Members of four unions representing about 9,700 Disneyland Resort workers voted to approve a three-year contract Thursday that was crafted after weeks of protests by employees demanding higher wages.
The workers voted throughout the day inside Disneyland’s Lincoln Theater, union officials announced late Thursday.
The deal between Disney and the Master Services Council brings “cast members” up to a minimum wage of $15 per hour by January 2019, and includes three wage increases of 3 percent for workers already making above $15.
The agreement, which was announced Monday but not made official until Thursday’s vote, also includes improvements to policies concerning seniority, premium pay and paid days off, the officials said.
Master Services Council employees work in the areas of attractions, stores, custodial, main entrance, costuming, bakery/confection, resort transportation and parking and the onsite distribution center.
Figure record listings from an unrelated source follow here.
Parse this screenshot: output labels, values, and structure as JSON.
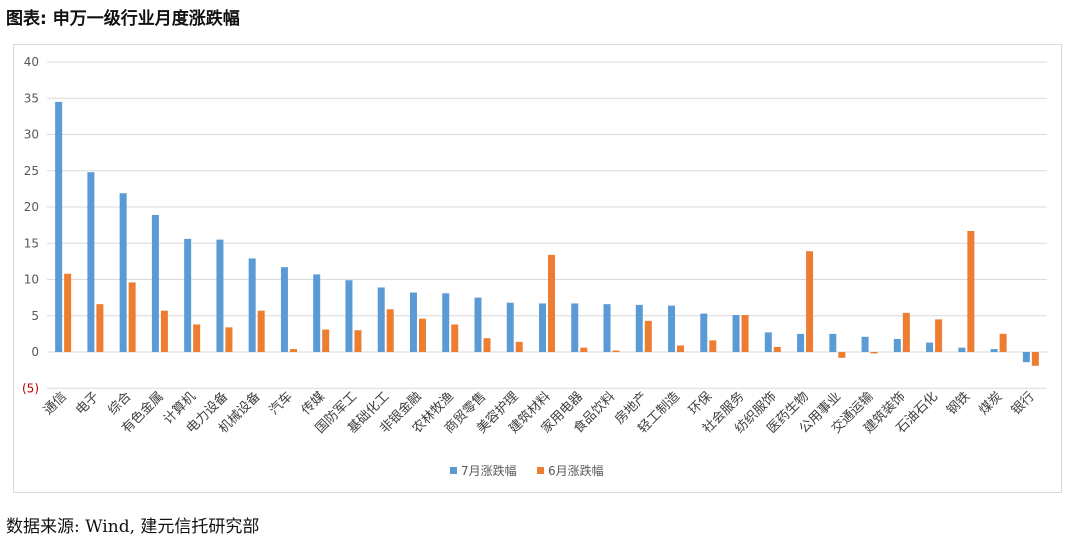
{
  "figure": {
    "title": "图表:  申万一级行业月度涨跌幅",
    "source": "数据来源: Wind,  建元信托研究部"
  },
  "colors": {
    "series1": "#5b9bd5",
    "series2": "#ed7d31",
    "grid": "#d9d9d9",
    "negative_tick": "#c00000"
  },
  "chart_data": {
    "type": "bar",
    "title": "",
    "xlabel": "",
    "ylabel": "",
    "ylim": [
      -5,
      40
    ],
    "yticks": [
      -5,
      0,
      5,
      10,
      15,
      20,
      25,
      30,
      35,
      40
    ],
    "ytick_labels": [
      "(5)",
      "0",
      "5",
      "10",
      "15",
      "20",
      "25",
      "30",
      "35",
      "40"
    ],
    "grid": true,
    "legend": "bottom-center",
    "categories": [
      "通信",
      "电子",
      "综合",
      "有色金属",
      "计算机",
      "电力设备",
      "机械设备",
      "汽车",
      "传媒",
      "国防军工",
      "基础化工",
      "非银金融",
      "农林牧渔",
      "商贸零售",
      "美容护理",
      "建筑材料",
      "家用电器",
      "食品饮料",
      "房地产",
      "轻工制造",
      "环保",
      "社会服务",
      "纺织服饰",
      "医药生物",
      "公用事业",
      "交通运输",
      "建筑装饰",
      "石油石化",
      "钢铁",
      "煤炭",
      "银行"
    ],
    "series": [
      {
        "name": "7月涨跌幅",
        "values": [
          34.5,
          24.8,
          21.9,
          18.9,
          15.6,
          15.5,
          12.9,
          11.7,
          10.7,
          9.9,
          8.9,
          8.2,
          8.1,
          7.5,
          6.8,
          6.7,
          6.7,
          6.6,
          6.5,
          6.4,
          5.3,
          5.1,
          2.7,
          2.5,
          2.5,
          2.1,
          1.8,
          1.3,
          0.6,
          0.4,
          -1.4
        ]
      },
      {
        "name": "6月涨跌幅",
        "values": [
          10.8,
          6.6,
          9.6,
          5.7,
          3.8,
          3.4,
          5.7,
          0.4,
          3.1,
          3.0,
          5.9,
          4.6,
          3.8,
          1.9,
          1.4,
          13.4,
          0.6,
          0.2,
          4.3,
          0.9,
          1.6,
          5.1,
          0.7,
          13.9,
          -0.8,
          -0.2,
          5.4,
          4.5,
          16.7,
          2.5,
          -1.9
        ]
      }
    ]
  }
}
They work at Disneyland Park, Disney California Adventure Park and Downtown Disney.
“The Disneyland Resort and Master Services Council are proud to have reached a tentative agreement, which we are hopeful will be ratified later this week,” according to a joint statement issued Monday. “We have had a successful history of working together since Disneyland Park opened in 1955, and this contract continues that shared commitment to cast members.”
In May, Disneyland Resort executives said they had proposed a wage offer that would amount to a 36 percent increase over a three-year span for its hourly workers. Under that proposal, Master Services Council workers would make a $15-per-hour wage by 2020, which would be two years ahead of the state’s minimum wage standard, Disney officials said.
Park workers have been staging rallies for weeks calling for increased wages. The union representing workers issued a report earlier this year contending that some Disneyland workers were paid so little they had recently experienced homelessness and others were unable to afford three meals a day.
Disneyland officials blasted the report as “inaccurate and unscientific.”